S5: and sending the measurement data of the power distribution network to be identified into the power distribution network topology identification model to obtain the topology structure of the power distribution network to be identified.
In this embodiment, in order to facilitate the effectiveness and superiority of the present invention, a power distribution Network topology model is respectively constructed based on several common intelligent algorithms such as Convolutional Neural Networks (CNN), Deep Neural Networks (DNN), and eXtreme Gradient Boosting (XGboost), and experimental results are compared.
The evaluation indexes of the model adopt Accuracy (ACC), Precision (PRE) and Recall (REC). The calculation formula is as follows:
wherein: t is the number of correct samples in all classes, N is the total number of samples in all classes, TP represents the number of positive samples classified as positive, FP represents the number of negative samples classified as positive, and FN represents the number of positive samples classified as negative.
Meanwhile, considering that the model function of the invention is actually a multi-classification function, the confusion matrix can be adopted to display the classification effect of a single sample class of the model, and the confusion matrix can display the classification effect of the model very intuitively.
And randomly segmenting the feature data set and the label set, wherein 70% of feature data set is used as a training set, and 30% of feature data set is used as a testing set.

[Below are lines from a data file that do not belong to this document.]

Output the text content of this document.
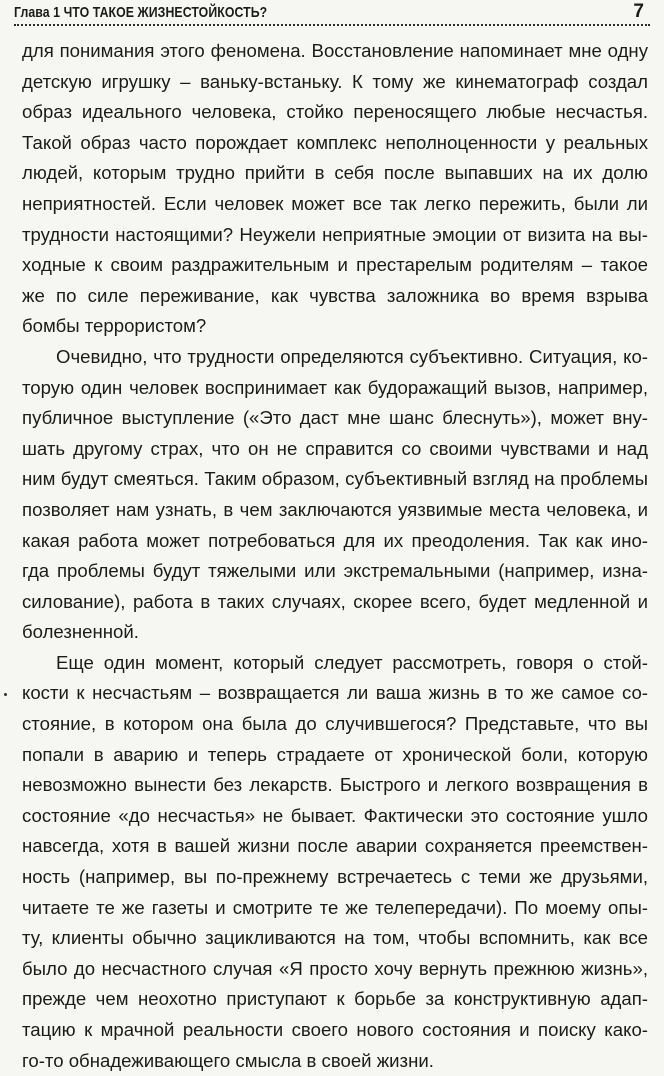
Глава 1 ЧТО ТАКОЕ ЖИЗНЕСТОЙКОСТЬ?	7
для понимания этого феномена. Восстановление напоминает мне одну
детскую игрушку – ваньку-встаньку. К тому же кинематограф создал
образ идеального человека, стойко переносящего любые несчастья.
Такой образ часто порождает комплекс неполноценности у реальных
людей, которым трудно прийти в себя после выпавших на их долю
неприятностей. Если человек может все так легко пережить, были ли
трудности настоящими? Неужели неприятные эмоции от визита на вы-
ходные к своим раздражительным и престарелым родителям – такое
же по силе переживание, как чувства заложника во время взрыва
бомбы террористом?
Очевидно, что трудности определяются субъективно. Ситуация, ко-
торую один человек воспринимает как будоражащий вызов, например,
публичное выступление («Это даст мне шанс блеснуть»), может вну-
шать другому страх, что он не справится со своими чувствами и над
ним будут смеяться. Таким образом, субъективный взгляд на проблемы
позволяет нам узнать, в чем заключаются уязвимые места человека, и
какая работа может потребоваться для их преодоления. Так как ино-
гда проблемы будут тяжелыми или экстремальными (например, изна-
силование), работа в таких случаях, скорее всего, будет медленной и
болезненной.
Еще один момент, который следует рассмотреть, говоря о стой-
кости к несчастьям – возвращается ли ваша жизнь в то же самое со-
стояние, в котором она была до случившегося? Представьте, что вы
попали в аварию и теперь страдаете от хронической боли, которую
невозможно вынести без лекарств. Быстрого и легкого возвращения в
состояние «до несчастья» не бывает. Фактически это состояние ушло
навсегда, хотя в вашей жизни после аварии сохраняется преемствен-
ность (например, вы по-прежнему встречаетесь с теми же друзьями,
читаете те же газеты и смотрите те же телепередачи). По моему опы-
ту, клиенты обычно зацикливаются на том, чтобы вспомнить, как все
было до несчастного случая «Я просто хочу вернуть прежнюю жизнь»,
прежде чем неохотно приступают к борьбе за конструктивную адап-
тацию к мрачной реальности своего нового состояния и поиску како-
го-то обнадеживающего смысла в своей жизни.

The model training results are shown in the following table:
TABLE 1 comparison of Performance of four algorithms
As can be seen from the above table, the classification problem focuses on accuracy, the accuracy of the convolutional neural network (ACNN) and CNN in combination with the attention mechanism is high, the accuracy and recall rate of ACNN are good, and the topology identification effect is good.
From theoretical analysis, ACNN should be able to show superiority of classification effect under the condition of noise in the data, and the superiority shows more obviously the greater the noise, considering that the PMU device and the micro PMU device with good performance and better measurement error have measurement errors of 0.05% and 0.01% respectively, and the other common measurement devices have larger errors, so that the noise of 0.01%, 0.05%, 0.5% and 1% respectively added in the data simulates real measurement data.

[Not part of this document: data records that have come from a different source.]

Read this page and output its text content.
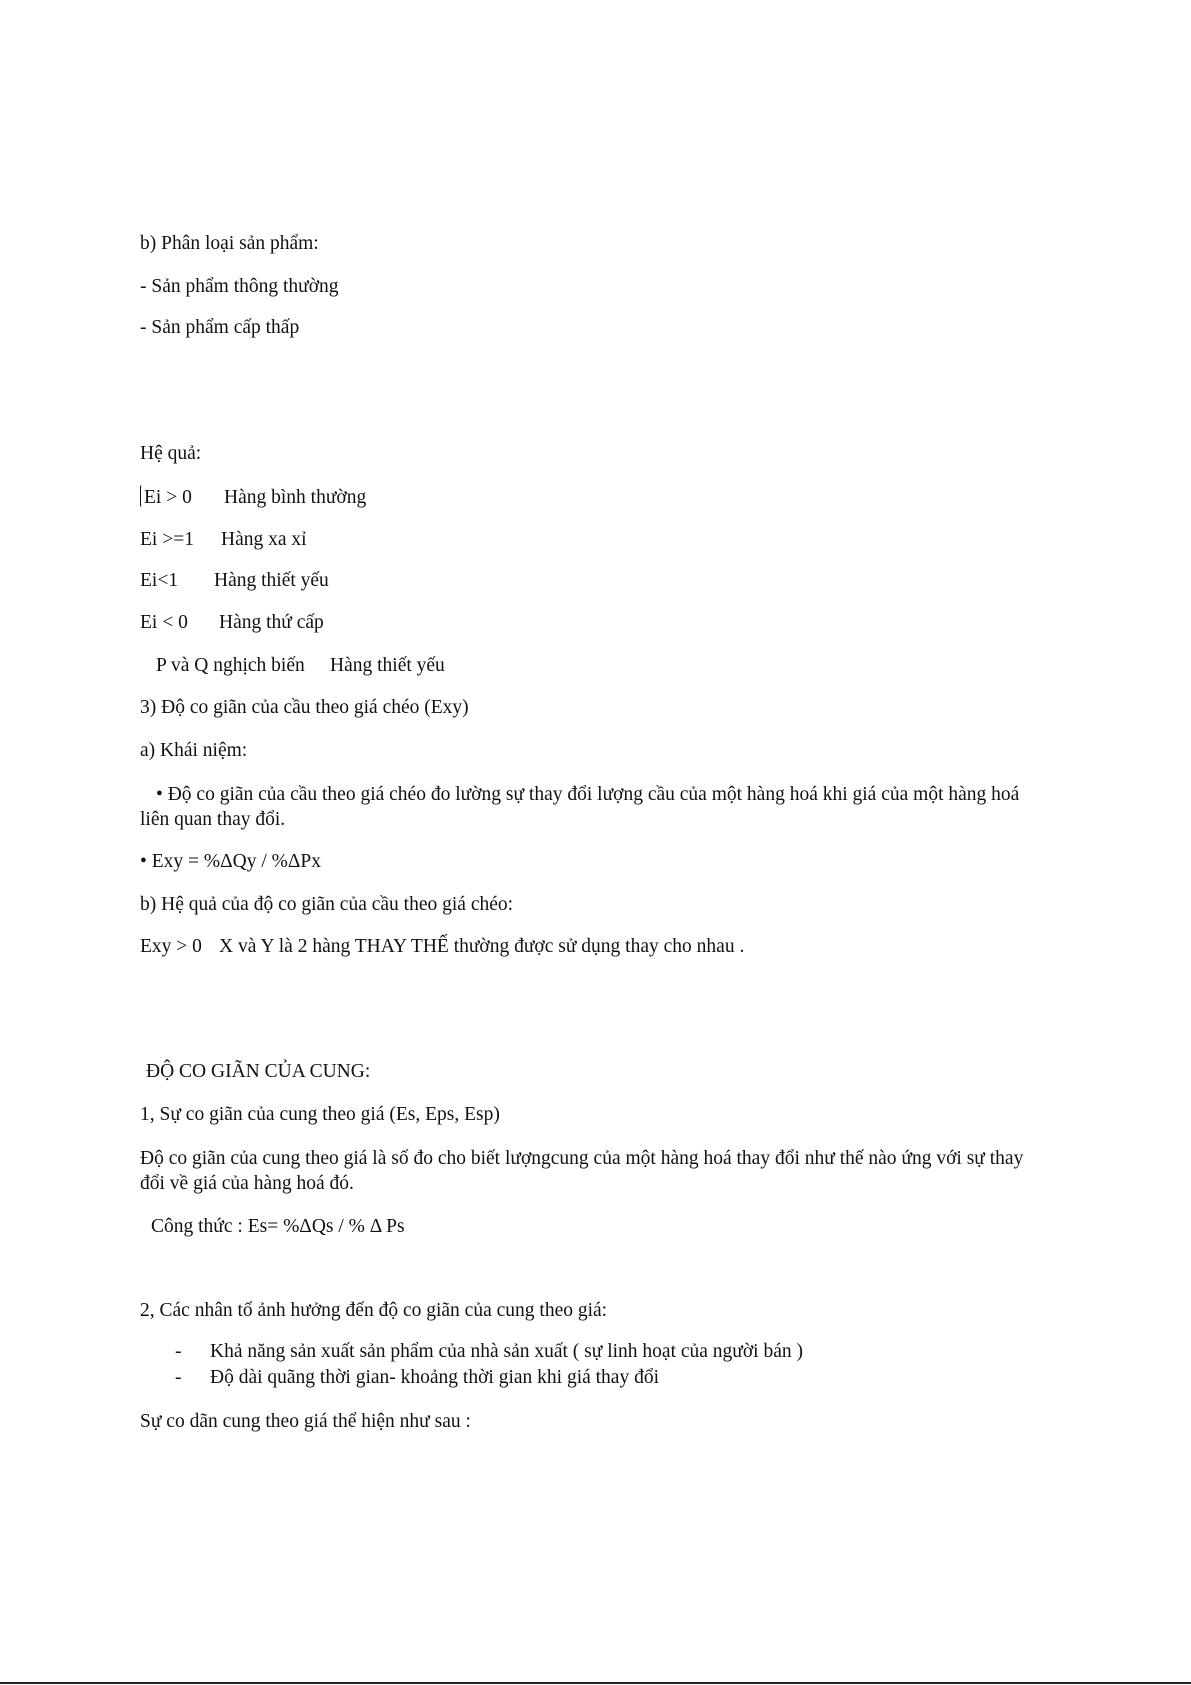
b) Phân loại sản phẩm:
- Sản phẩm thông thường
- Sản phẩm cấp thấp
Hệ quả:
Ei > 0 Hàng bình thường
Ei >=1 Hàng xa xỉ
Ei<1 Hàng thiết yếu
Ei < 0 Hàng thứ cấp
P và Q nghịch biến Hàng thiết yếu
3) Độ co giãn của cầu theo giá chéo (Exy)
a) Khái niệm:
• Độ co giãn của cầu theo giá chéo đo lường sự thay đổi lượng cầu của một hàng hoá khi giá của một hàng hoá liên quan thay đổi.
• Exy = %ΔQy / %ΔPx
b) Hệ quả của độ co giãn của cầu theo giá chéo:
Exy > 0 X và Y là 2 hàng THAY THẾ thường được sử dụng thay cho nhau .
ĐỘ CO GIÃN CỦA CUNG:
1, Sự co giãn của cung theo giá (Es, Eps, Esp)
Độ co giãn của cung theo giá là số đo cho biết lượngcung của một hàng hoá thay đổi như thế nào ứng với sự thay đổi về giá của hàng hoá đó.
Công thức : Es= %ΔQs / % Δ Ps
2, Các nhân tố ảnh hưởng đến độ co giãn của cung theo giá:
- Khả năng sản xuất sản phẩm của nhà sản xuất ( sự linh hoạt của người bán )
- Độ dài quãng thời gian- khoảng thời gian khi giá thay đổi
Sự co dãn cung theo giá thể hiện như sau :
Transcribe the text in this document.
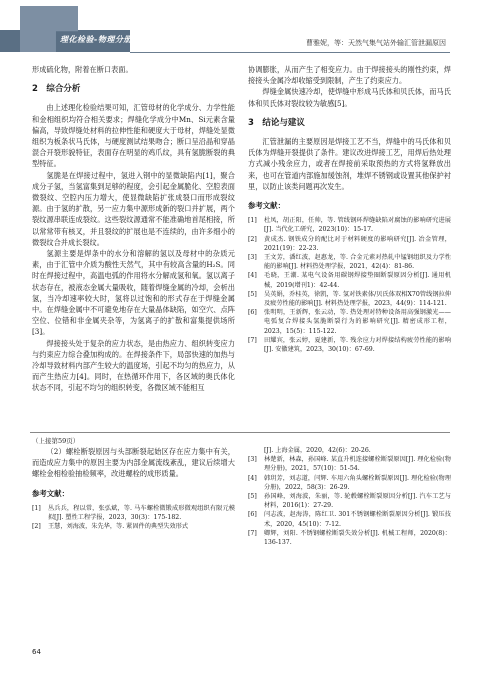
理化检验-物理分册	曹雅妮，等：天然气集气站外输汇管泄漏原因

形成硫化物，附着在断口表面。

2　综合分析

由上述理化检验结果可知，汇管母材的化学成分、力学性能和金相组织均符合相关要求；焊缝化学成分中Mn、Si元素含量偏高，导致焊缝处材料的拉伸性能和硬度大于母材，焊缝处显微组织为板条状马氏体，与硬度测试结果吻合；断口呈沿晶和穿晶混合开裂形貌特征，表面存在明显的鸡爪纹，具有氢脆断裂的典型特征。

氢脆是在焊接过程中，氢进入钢中的显微缺陷内[1]，聚合成分子氢，当氢富集到足够的程度，会引起金属脆化、空腔表面微裂纹、空腔内压力增大，使显微缺陷扩张成裂口而形成裂纹源。由于氢的扩散，另一应力集中源形成新的裂口并扩展，两个裂纹源串联连成裂纹。这些裂纹源通常不能准确地首尾相接，所以常常带有核叉，并且裂纹的扩展也是不连续的，由许多细小的微裂纹合并成长裂纹。

氢源主要是焊条中的水分和溶解的氢以及母材中的杂质元素，由于汇管中介质为酸性天然气，其中有较高含量的H₂S。同时在焊接过程中，高温电弧的作用将水分解成氢和氧。氢以离子状态存在，被液态金属大量吸收，随着焊缝金属的冷却，会析出氢，当冷却速率较大时，氢将以过饱和的形式存在于焊缝金属中。在焊缝金属中不可避免地存在大量晶体缺陷，如空穴、点阵空位、位错和非金属夹杂等，为氢离子的扩散和富集提供场所[3]。

焊接接头处于复杂的应力状态，是由热应力、组织转变应力与约束应力综合叠加构成的。在焊接条件下，局部快速的加热与冷却导致材料内部产生较大的温度场，引起不均匀的热应力，从而产生热应力[4]。同时，在热循环作用下，各区域的奥氏体化状态不同，引起不均匀的组织转变，各微区域不能相互

协调膨胀，从而产生了相变应力。由于焊接接头的刚性约束，焊接接头金属冷却收缩受到限制，产生了约束应力。

焊缝金属快速冷却，使焊缝中形成马氏体和贝氏体，而马氏体和贝氏体对裂纹较为敏感[5]。

3　结论与建议

汇管泄漏的主要原因是焊接工艺不当，焊缝中的马氏体和贝氏体为焊缝开裂提供了条件。建议改进焊接工艺，用焊后热处理方式减小残余应力，或者在焊接前采取预热的方式将氢释放出来，也可在管道内部施加缓蚀剂，堆焊不锈钢或设置其他保护衬里，以防止该类问题再次发生。

参考文献：
[1]	杜凤，胡正阳，任帅，等. 管线钢环焊缝缺陷对腐蚀的影响研究进展[J]. 当代化工研究，2023(10)：15-17.
[2]	黄成杰. 钢铁成分的配比对于材料硬度的影响研究[J]. 冶金管理，2021(19)：22-23.
[3]	王文芳，潘红波，赵惠龙，等. 合金元素对热轧中锰钢组织及力学性能的影响[J]. 材料热处理学报，2021，42(4)：81-86.
[4]	毛晓，王潮. 某电气设备用碳钢焊接垫圈断裂原因分析[J]. 通用机械，2019(增刊1)：42-44.
[5]	吴英娟，乔桂英，徐凯，等. 氢对铁素体/贝氏体双相X70管线钢拉伸及疲劳性能的影响[J]. 材料热处理学报，2023，44(9)：114-121.
[6]	张明明，王新辉，张云动，等. 热处理对特种设备用高强钢激光——电弧复合焊接头氢脆断裂行为的影响研究[J]. 精密成形工程，2023，15(5)：115-122.
[7]	田耀宾，张云婷，夏建新，等. 残余应力对焊接结构疲劳性能的影响[J]. 安徽建筑，2023，30(10)：67-69.
（上接第59页）

（2）螺栓断裂原因与头部断裂起始区存在应力集中有关，而造成应力集中的原因主要为内部金属流线紊乱，建议后续增大螺栓金相检验抽检频率，改进螺栓的成形质量。

参考文献：
[1]	丛兵兵，程以常，张弘斌，等. 马车螺栓微锻成形微观组织有限元模拟[J]. 塑性工程学报，2023，30(3)：175-182.
[2]	王慧，刘海波，朱先华，等. 紧固件的典型失效形式
[J]. 上海金属，2020，42(6)：20-26.
[3]	林楚新，林森，孙国峰. 某直升机连接螺栓断裂原因[J]. 理化检验(物理分册)，2021，57(10)：51-54.
[4]	韩玥芳，刘志道，闫辉. 车用六角头螺栓断裂原因[J]. 理化检验(物理分册)，2022，58(3)：26-29.
[5]	孙国峰，刘海波，朱丽，等. 轮毂螺栓断裂原因分析[J]. 汽车工艺与材料，2016(1)：27-29.
[6]	闫志波，赵海涛，陈红卫. 301不锈钢螺栓断裂原因分析[J]. 锻压技术，2020，45(10)：7-12.
[7]	卿辉，刘阳. 不锈钢螺栓断裂失效分析[J]. 机械工程师，2020(8)：136-137.
64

After adding noise to the test data, the recognition results are shown in the following table, where the Total Vector Error (TVE) is used to measure the noise level:
table 2 IEEE33 node test set accuracy with measurement noise taken into account
As can be seen from the above table results, within a certain range, the higher the noise level in the data is, the more excellent the classification effect of ACNN can be reflected.
To further verify the validity of the model, a normalized confusion matrix is calculated for the model, the result of which is shown in fig. 7 for a confusion matrix thermodynamic diagram. The meaning of the element in the ith row and the jth column of the confusion matrix is: the true topology label is i and the probability that the predicted topology label is j. The results show that the diagonal elements are almost all 1, and the off-diagonal elements are substantially 0, so the model has better effect. Therefore, the method can accurately and effectively realize the topology identification of the power distribution network.
The above embodiments are merely examples and do not limit the scope of the present invention. These embodiments may be implemented in other various manners, and various omissions, substitutions, and changes may be made without departing from the technical spirit of the present invention.